Dalla Basilica di San Marco al giardino del Redentore, la città a cinque anni dal 12 novembre
L’ultimo a rinascere è stato l’orto giardino del Redentore alla Giudecca, ma prima ancora ci sono stati la Basilica di San Marco, Ca’ Rezzonico, museo Fortuny, Querini Stampalia, Conservatorio Benedetto Marcello, il muro dell’isola degli Armeni e la Fenice. Dopo cinque anni da quell’indimenticabile notte del 12 novembre 2019, quando la marea ha raggiunto i 187 centimetri e il vento i 100 chilometri all’ora, Venezia ha dimostrato di sapersi rialzare. Non è stato soltanto grazie ai soldi dello Stato e dei tantissimi donatori, ma soprattutto al desiderio di prendersi cura della città e di continuare a viverci, come dimostra il Premio Veneziano dell’Anno 2019 consegnato «agli angeli dell’acqua». I danni stimati ammontavano a un miliardo di euro: per ora lo Stato ha elargito 150 milioni, ma molti altri sono giunti da privati e raccolte fondi. Le ferite sono diventate cicatrici, ma oltre al dolore ricordano la volontà di rinascere, come dimostra la Basilica di San Marco, colpita nel suo cuore, la cripta dove riposano i Patriarchi.
Gli interventi
«Le fabbricerie sono organismi viventi e bisogna accompagnarle giorno per giorno», spiega il primo procuratore Bruno Barel. Quel momento è stato la spinta per tanti interventi: la realizzazione della barriera di vetro attuale, progettata dal proto Mario Piana e dall’ingegnere Daniele Rinaldo, per proteggere l’acqua che arriva da piazza San Marco (quasi 5 milioni); la rimozione del sale corrosivo dal nartece e dalla cappella del Santissimo Sacramento (3,3 milioni del Mic); i lavori per proteggere la Basilica e il palazzo Patriarcale dalla marea proveniente dal lato del rio Canonica (890 mila euro della Procuratoria); il consolidamento dei rivestimenti marmorei del portale centrale (230 mila euro) e dal 7 gennaio, la partenza di tre lotti finanziati dal Mit per la manutenzioni delle falde di copertura in legno del tetto della Basilica soggette a infiltrazioni (quasi 2 milioni). Cinque anni fa il giardino del convento dei Frati Cappuccini del Redentore era disseminato di mattoni, resti del muretto distrutto dalla furia dell’acqua. Adele Sandretto, fondatrice di Venice Gardens Foundation, chiese ai Frati di potersene prendere cura avviando una ricerca fondi (5,7 milioni: 2 del Pnrr e il restante da mecenati) che si è concretizzata nell’orto giardino, un paradiso di verde e arte, visibile dallo scorso 26 ottobre.

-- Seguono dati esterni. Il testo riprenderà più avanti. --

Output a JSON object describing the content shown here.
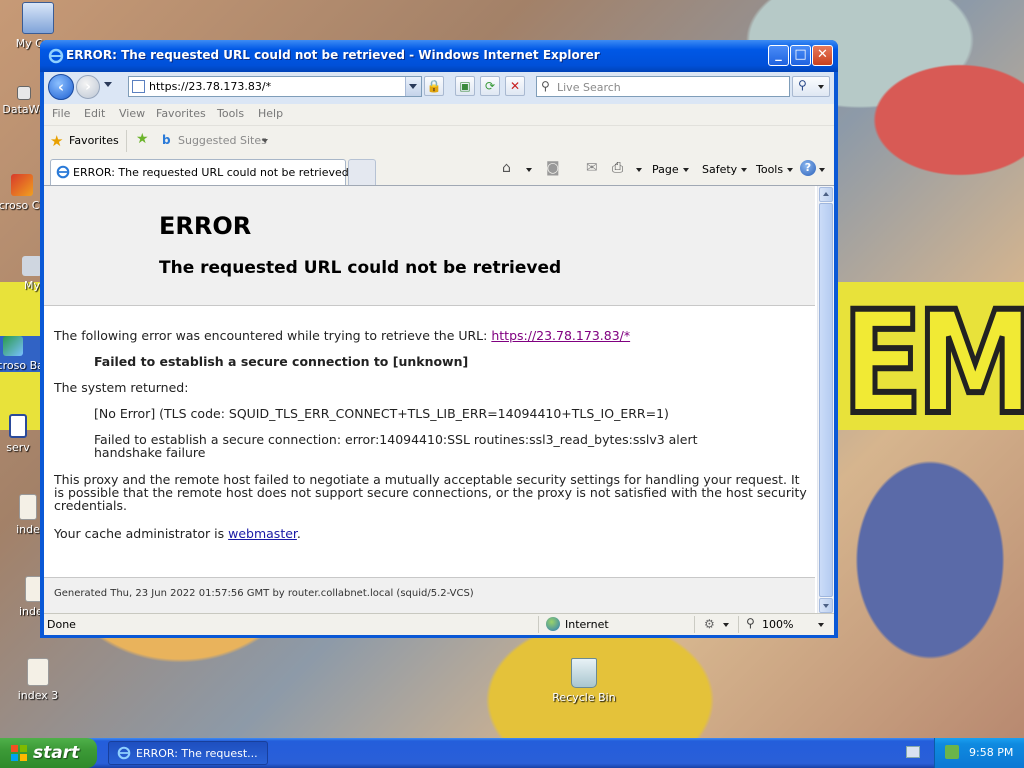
{
  "window": {
    "title": "ERROR: The requested URL could not be retrieved - Windows Internet Explorer",
    "min": "_",
    "max": "□",
    "close": "✕"
  },
  "nav": {
    "url": "https://23.78.173.83/*",
    "search_placeholder": "Live Search"
  },
  "menu": [
    "File",
    "Edit",
    "View",
    "Favorites",
    "Tools",
    "Help"
  ],
  "favorites": {
    "label": "Favorites",
    "suggested": "Suggested Sites"
  },
  "tab": {
    "label": "ERROR: The requested URL could not be retrieved"
  },
  "commands": {
    "page": "Page",
    "safety": "Safety",
    "tools": "Tools",
    "help": "?"
  },
  "page": {
    "heading": "ERROR",
    "subheading": "The requested URL could not be retrieved",
    "intro": "The following error was encountered while trying to retrieve the URL: ",
    "intro_link": "https://23.78.173.83/*",
    "failure": "Failed to establish a secure connection to [unknown]",
    "system_returned": "The system returned:",
    "tls_code": "[No Error] (TLS code: SQUID_TLS_ERR_CONNECT+TLS_LIB_ERR=14094410+TLS_IO_ERR=1)",
    "ssl_error": "Failed to establish a secure connection: error:14094410:SSL routines:ssl3_read_bytes:sslv3 alert handshake failure",
    "explanation": "This proxy and the remote host failed to negotiate a mutually acceptable security settings for handling your request. It is possible that the remote host does not support secure connections, or the proxy is not satisfied with the host security credentials.",
    "admin_prefix": "Your cache administrator is ",
    "admin_link": "webmaster",
    "admin_suffix": ".",
    "footer": "Generated Thu, 23 Jun 2022 01:57:56 GMT by router.collabnet.local (squid/5.2-VCS)"
  },
  "status": {
    "text": "Done",
    "zone": "Internet",
    "zoom": "100%"
  },
  "desktop": {
    "icons": [
      "My Com",
      "DataWa",
      "Microso C++",
      "My",
      "Microso Basic",
      "serv",
      "inde",
      "index",
      "index 3",
      "Recycle Bin"
    ],
    "wallpaper_text": "EMS"
  },
  "taskbar": {
    "start": "start",
    "task": "ERROR: The request...",
    "clock": "9:58 PM"
  },
  "colors": {
    "titlebar": "#0058e6",
    "link_visited": "#800080",
    "link": "#1a1aa6",
    "start": "#3c9a37"
  }
}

I resti della devastazione
La mattina del 13 novembre 2019 le gondole erano sparse sulle fondamenta, i vetri di molti negozi in frantumi e le persone disperate a cercare di salvare il salvabile. L’acqua mostrava in superficie i resti della devastazione, come il crocifisso di San Moisé, uno dei simboli della marea eccezionale. Oggi è tornato al suo posto grazie al restauro di 151 mila euro di Venetian Heritage, comitato internazionale per la salvaguardia di Venezia che, grazie ai fondi raccolti, donò una somma anche per l’Ambone dell’Epistola (77 mila euro) e avviò, proprio dopo la cosiddetta acqua granda, l’intervento su Ca’ D’Oro di nove milioni di euro, ancora in corso.

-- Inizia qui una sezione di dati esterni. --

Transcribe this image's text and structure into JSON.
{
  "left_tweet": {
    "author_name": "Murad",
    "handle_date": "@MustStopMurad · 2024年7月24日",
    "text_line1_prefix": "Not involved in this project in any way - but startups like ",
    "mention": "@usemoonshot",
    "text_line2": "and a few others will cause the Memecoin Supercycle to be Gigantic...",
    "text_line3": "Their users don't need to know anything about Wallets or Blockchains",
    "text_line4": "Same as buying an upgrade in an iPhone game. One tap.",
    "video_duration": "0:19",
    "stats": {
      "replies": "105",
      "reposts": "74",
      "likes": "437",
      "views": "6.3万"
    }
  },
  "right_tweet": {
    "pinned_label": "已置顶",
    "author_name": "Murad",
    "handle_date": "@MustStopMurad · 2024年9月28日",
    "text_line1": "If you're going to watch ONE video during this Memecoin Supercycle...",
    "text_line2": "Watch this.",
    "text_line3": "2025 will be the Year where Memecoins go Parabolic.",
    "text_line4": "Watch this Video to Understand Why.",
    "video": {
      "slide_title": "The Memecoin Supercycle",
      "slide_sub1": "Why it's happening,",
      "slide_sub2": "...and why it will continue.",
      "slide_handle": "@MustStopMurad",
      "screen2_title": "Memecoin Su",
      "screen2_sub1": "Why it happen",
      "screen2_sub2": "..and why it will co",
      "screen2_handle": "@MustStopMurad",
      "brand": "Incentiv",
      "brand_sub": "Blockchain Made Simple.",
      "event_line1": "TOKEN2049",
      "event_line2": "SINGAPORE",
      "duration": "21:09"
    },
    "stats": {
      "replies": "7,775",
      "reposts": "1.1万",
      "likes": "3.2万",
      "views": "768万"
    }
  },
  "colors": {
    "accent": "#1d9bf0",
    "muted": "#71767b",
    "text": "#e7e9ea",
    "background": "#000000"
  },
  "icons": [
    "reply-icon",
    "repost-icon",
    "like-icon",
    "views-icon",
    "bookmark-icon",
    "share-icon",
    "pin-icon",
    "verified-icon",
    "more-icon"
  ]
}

La ricostruzione e l’orgoglio
L’orgoglio di non affliggersi e di rimboccarsi le maniche ha spinto ognuno a fare la sua parte per rendere Venezia più bella. I musei Civici hanno restaurato Ca’ Rezzonico (il più danneggiato), il museo Fortuny (intervento conservativo al piano terra) e Ca’ Pesaro (restauro dell’opera Cardinale di Giacomo Manzù). Quella notte l’acqua si stava portando via scaffali su scaffali di manoscritti, documenti e libri che ora sono di nuovo leggibili nelle biblioteche della Querini (600 mila euro di donazioni tra pubblico e privato per volumi e miscellanee) e del Conservatorio (470 mila euro). In questi casi, come accadde anche alla Fenice, le paratoie non furono abbastanza. Il giorno dopo Venezia era piena di pagine, libri, spartiti e manoscritti all’aria, nella speranza che potessero asciugarsi per poi poterli restaurare, come in parte avvenne. Eppure, nonostante il disastro, l’orgoglio di farcela prevalse, a partire dalla Fenice. Quella notte le paratoie di 183 centimetri vennero scavalcate dalla marea che invase la macchina scenica e parte degli impianti a due settimane dalla prima, il Don Carlo di Verdi. Dopo il fuoco del 1996, quella fu la prova dell’acqua. Sembrava impossibile, ma il Teatro riuscì ad aprire. Era solo l’inizio della rinascita.